Philippe Bilger, avocat général près la cour d'appel de Paris, a annoncé ce jeudi qu'il était convoqué vendredi chez le procureur général de Paris, François Falletti, après avoir, sur son blog, validé les propos controversés d'Eric Zemmour sur les trafiquants «noirs et arabes».
«Je suis convoqué demain à 16h (...). J'ai reçu simplement un coup de fil disant que le procureur général voulait me voir. Apparemment, il avait lu un extrait de mon blog», a expliqué l'intéressé.
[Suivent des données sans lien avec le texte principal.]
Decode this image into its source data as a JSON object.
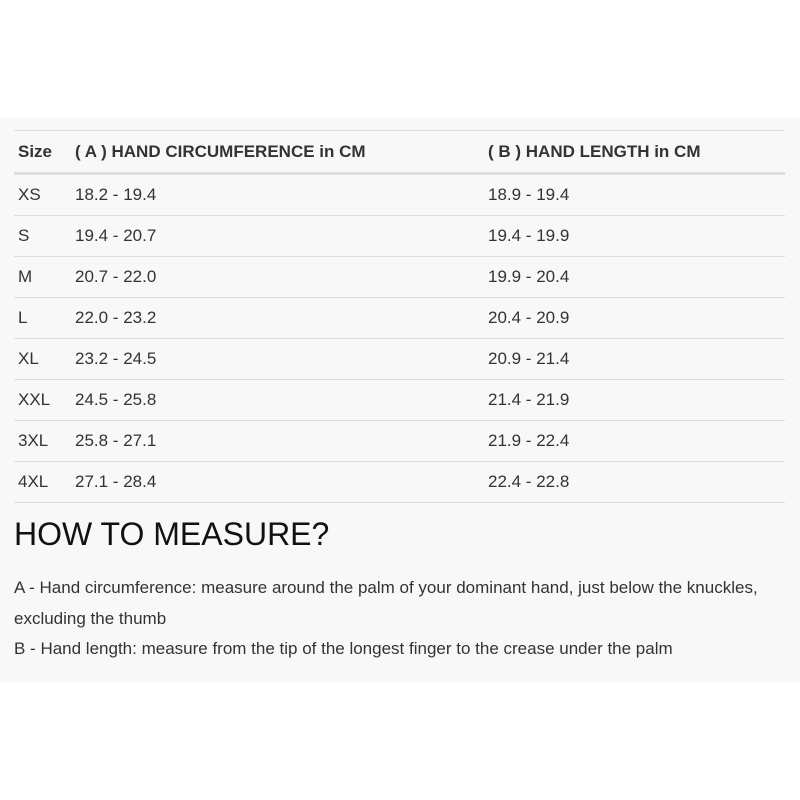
{
  "table": {
    "headers": [
      "Size",
      "( A ) HAND CIRCUMFERENCE in CM",
      "( B ) HAND LENGTH in CM"
    ],
    "rows": [
      [
        "XS",
        "18.2 - 19.4",
        "18.9 - 19.4"
      ],
      [
        "S",
        "19.4 - 20.7",
        "19.4 - 19.9"
      ],
      [
        "M",
        "20.7 - 22.0",
        "19.9 - 20.4"
      ],
      [
        "L",
        "22.0 - 23.2",
        "20.4 - 20.9"
      ],
      [
        "XL",
        "23.2 - 24.5",
        "20.9 - 21.4"
      ],
      [
        "XXL",
        "24.5 - 25.8",
        "21.4 - 21.9"
      ],
      [
        "3XL",
        "25.8 - 27.1",
        "21.9 - 22.4"
      ],
      [
        "4XL",
        "27.1 - 28.4",
        "22.4 - 22.8"
      ]
    ]
  },
  "measure": {
    "title": "HOW TO MEASURE?",
    "lines": [
      "A - Hand circumference: measure around the palm of your dominant hand, just below the knuckles, excluding the thumb",
      "B - Hand length: measure from the tip of the longest finger to the crease under the palm"
    ]
  }
}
Il sera invité à donner «des explications sur cette opération», a confirmé Michèle Alliot-Marie sur LCI, rappelant «le devoir de réserve» qui s'impose aux fonctionnaires.
«Je ne viole aucune obligation de réserve, je défends la liberté d'expression, celle de Zemmour, comme j'aurais pu défendre celle d'un homme de gauche», a estimé de son côté Philippe Bilger. «C'est ce que je dirais demain et je dirais aussi qu'on me foute la paix», a conclu l'avocat général.
«Je propose à un citoyen de bonne foi de venir assister aux audiences correctionnelles et parfois criminelles à Paris et il ne pourra que constater la validité de ce "fait", la justesse de cette intuition qui, aujourd'hui, confirment un mouvement né il y a quelques années», écrit Philippe Bilger dans son billet titré «Eric Zemmour ou le trublion officiel».
De son côté, le journaliste ne sera finalement pas convoqué par le Figaro en vue d’un entretien préalable à un éventuel licenciement. Les regrets exprimés par Eric Zemmour semblent avoir suffi à la direction du quotidien. Contrairement à ce qu'il avait annoncé dans un premier temps, le polémiste ne débattra finalement pas avec la Licra.